Et si le fond du problème était ailleurs? Depuis le référendum de 1980, le Québec est coincé dans une impasse sociopolitique et identitaire dont il ne sait comment sortir. Le passé canadien-français a été renié; le projet d’indépendance a fait long feu. Le malaise social est patent. Comme on ne saurait le résoudre par une bonne guerre contre un ennemi extérieur, il reste la voie du bouc émissaire : s’en prendre à un ennemi intérieur, réel ou imaginé.

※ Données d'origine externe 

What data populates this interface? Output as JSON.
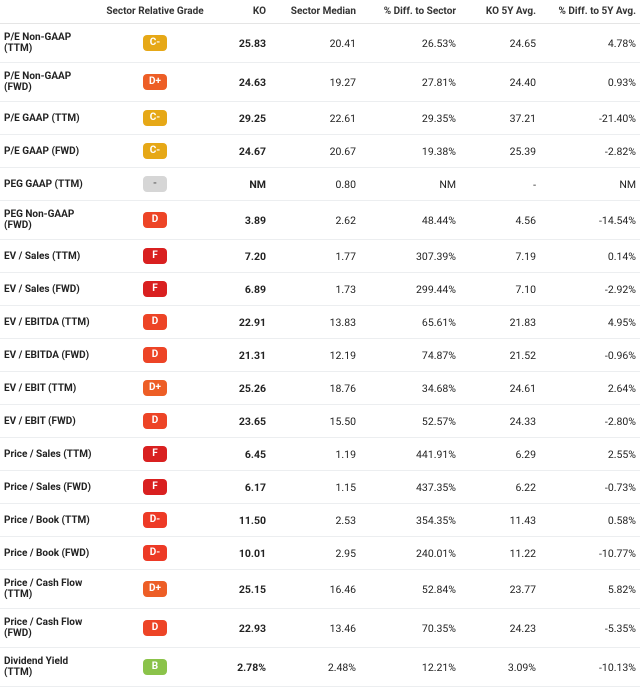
{
  "columns": [
    "",
    "Sector Relative Grade",
    "KO",
    "Sector Median",
    "% Diff. to Sector",
    "KO 5Y Avg.",
    "% Diff. to 5Y Avg."
  ],
  "grade_colors": {
    "C-": "#e6a817",
    "D+": "#ed5e26",
    "D": "#ed4426",
    "D-": "#ed3a26",
    "F": "#d92020",
    "B": "#8bc34a",
    "-": "#d6d6d6"
  },
  "rows": [
    {
      "metric": "P/E Non-GAAP (TTM)",
      "grade": "C-",
      "ko": "25.83",
      "median": "20.41",
      "diff_sector": "26.53%",
      "avg5": "24.65",
      "diff5": "4.78%"
    },
    {
      "metric": "P/E Non-GAAP (FWD)",
      "grade": "D+",
      "ko": "24.63",
      "median": "19.27",
      "diff_sector": "27.81%",
      "avg5": "24.40",
      "diff5": "0.93%"
    },
    {
      "metric": "P/E GAAP (TTM)",
      "grade": "C-",
      "ko": "29.25",
      "median": "22.61",
      "diff_sector": "29.35%",
      "avg5": "37.21",
      "diff5": "-21.40%"
    },
    {
      "metric": "P/E GAAP (FWD)",
      "grade": "C-",
      "ko": "24.67",
      "median": "20.67",
      "diff_sector": "19.38%",
      "avg5": "25.39",
      "diff5": "-2.82%"
    },
    {
      "metric": "PEG GAAP (TTM)",
      "grade": "-",
      "ko": "NM",
      "median": "0.80",
      "diff_sector": "NM",
      "avg5": "-",
      "diff5": "NM"
    },
    {
      "metric": "PEG Non-GAAP (FWD)",
      "grade": "D",
      "ko": "3.89",
      "median": "2.62",
      "diff_sector": "48.44%",
      "avg5": "4.56",
      "diff5": "-14.54%"
    },
    {
      "metric": "EV / Sales (TTM)",
      "grade": "F",
      "ko": "7.20",
      "median": "1.77",
      "diff_sector": "307.39%",
      "avg5": "7.19",
      "diff5": "0.14%"
    },
    {
      "metric": "EV / Sales (FWD)",
      "grade": "F",
      "ko": "6.89",
      "median": "1.73",
      "diff_sector": "299.44%",
      "avg5": "7.10",
      "diff5": "-2.92%"
    },
    {
      "metric": "EV / EBITDA (TTM)",
      "grade": "D",
      "ko": "22.91",
      "median": "13.83",
      "diff_sector": "65.61%",
      "avg5": "21.83",
      "diff5": "4.95%"
    },
    {
      "metric": "EV / EBITDA (FWD)",
      "grade": "D",
      "ko": "21.31",
      "median": "12.19",
      "diff_sector": "74.87%",
      "avg5": "21.52",
      "diff5": "-0.96%"
    },
    {
      "metric": "EV / EBIT (TTM)",
      "grade": "D+",
      "ko": "25.26",
      "median": "18.76",
      "diff_sector": "34.68%",
      "avg5": "24.61",
      "diff5": "2.64%"
    },
    {
      "metric": "EV / EBIT (FWD)",
      "grade": "D",
      "ko": "23.65",
      "median": "15.50",
      "diff_sector": "52.57%",
      "avg5": "24.33",
      "diff5": "-2.80%"
    },
    {
      "metric": "Price / Sales (TTM)",
      "grade": "F",
      "ko": "6.45",
      "median": "1.19",
      "diff_sector": "441.91%",
      "avg5": "6.29",
      "diff5": "2.55%"
    },
    {
      "metric": "Price / Sales (FWD)",
      "grade": "F",
      "ko": "6.17",
      "median": "1.15",
      "diff_sector": "437.35%",
      "avg5": "6.22",
      "diff5": "-0.73%"
    },
    {
      "metric": "Price / Book (TTM)",
      "grade": "D-",
      "ko": "11.50",
      "median": "2.53",
      "diff_sector": "354.35%",
      "avg5": "11.43",
      "diff5": "0.58%"
    },
    {
      "metric": "Price / Book (FWD)",
      "grade": "D-",
      "ko": "10.01",
      "median": "2.95",
      "diff_sector": "240.01%",
      "avg5": "11.22",
      "diff5": "-10.77%"
    },
    {
      "metric": "Price / Cash Flow (TTM)",
      "grade": "D+",
      "ko": "25.15",
      "median": "16.46",
      "diff_sector": "52.84%",
      "avg5": "23.77",
      "diff5": "5.82%"
    },
    {
      "metric": "Price / Cash Flow (FWD)",
      "grade": "D",
      "ko": "22.93",
      "median": "13.46",
      "diff_sector": "70.35%",
      "avg5": "24.23",
      "diff5": "-5.35%"
    },
    {
      "metric": "Dividend Yield (TTM)",
      "grade": "B",
      "ko": "2.78%",
      "median": "2.48%",
      "diff_sector": "12.21%",
      "avg5": "3.09%",
      "diff5": "-10.13%"
    }
  ]
}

Les motifs pour le faire varient : depuis 15 ans, les signes religieux, en particulier ceux des musulmanes, ont été vilipendés au nom de l’égalité homme-femme, de la sécurité collective, de la laïcité de l’État, de l’intégration des immigrants, de l’identité nationale, voire de la raison et de la science. La diversité des motifs invoqués importe moins que leur contribution à la formation d’une «unanimité violente» (René Girard) contre des boucs émissaires chargés de nos maux, afin que notre société trouve par là quelque apaisement.

La violence que nous envisageons d’exercer est d’abord symbolique. Mais il ne faut pas en sous-estimer la portée, parce que l’interdiction des signes religieux est associée à une restriction de l’accès à l’emploi, et qu’elle est de nature à alimenter le sentiment antimusulman qui s’est manifesté de diverses manières au Québec ces dernières années, des vexations quotidiennes jusqu’aux crimes les plus graves. Nombreux sont ceux qui, aujourd’hui encore, exacerbent publiquement ce sentiment, dans les médias et ailleurs.

S’en prendre à la religion des autres au nom de «nos valeurs», c’est faire l’impasse sur deux grands enjeux qui sont au cœur de notre malaise collectif. D’abord, qu’entendons-nous par ces «valeurs» que les immigrants devraient professer pour être des nôtres? Que valorisons-nous effectivement dans notre société : l’individualisme, la compétition, la consommation, le divertissement? Si par «valeurs» nous entendons plutôt les grands principes de notre vie commune, ne faudrait-il pas, outre la prévalence du français, l’égalité homme-femme et la laïcité, parler aussi de liberté, de tolérance, de primauté du droit, de solidarité sociale, d’écologie, de pluralisme, et d’autres principes encore?

Ensuite, s’agissant encore de «nos valeurs», de quel «nous» est-il ici question? Par-delà les Canadiens-français que les Franco-­Québécois ne se disent plus être, ce «nous» concerne-t-il aussi les Autochtones? Les Québécois de souche britannique, irlandaise, italienne, portugaise, haïtienne, vietnamienne? Les néo-Québécois de toutes origines? Si tel est le cas, comment tout ce beau monde est-il concrètement convié à contribuer à l’identité du Québec et à son projet de société? Plus encore : dans quelle mesure peuvent-ils le faire à partir de leurs diverses convictions religieuses et spirituelles?

Blaise Pascal écrivait, il y a quelque 450 ans : «Jamais on ne fait le mal si pleinement et si gaiement que quand on le fait par conscience.» (Pensées, éd. Brunschvicg, #895) La bonne conscience qu’évoque ici Pascal, c’est celle avec laquelle nous nous apprêtons à attenter aux droits fondamentaux d’une partie de notre population, en particulier ceux des musulmanes. Mais si «nos valeurs» sont bien ce qui est en cause ici, un véritable débat démocratique sur ce qui fonde et cadre notre vivre-ensemble ne serait-il pas à privilégier? Un débat sur le projet de société que nous entendons nous donner? Un débat auquel tous seraient conviés, quels que soient leurs horizons de sens?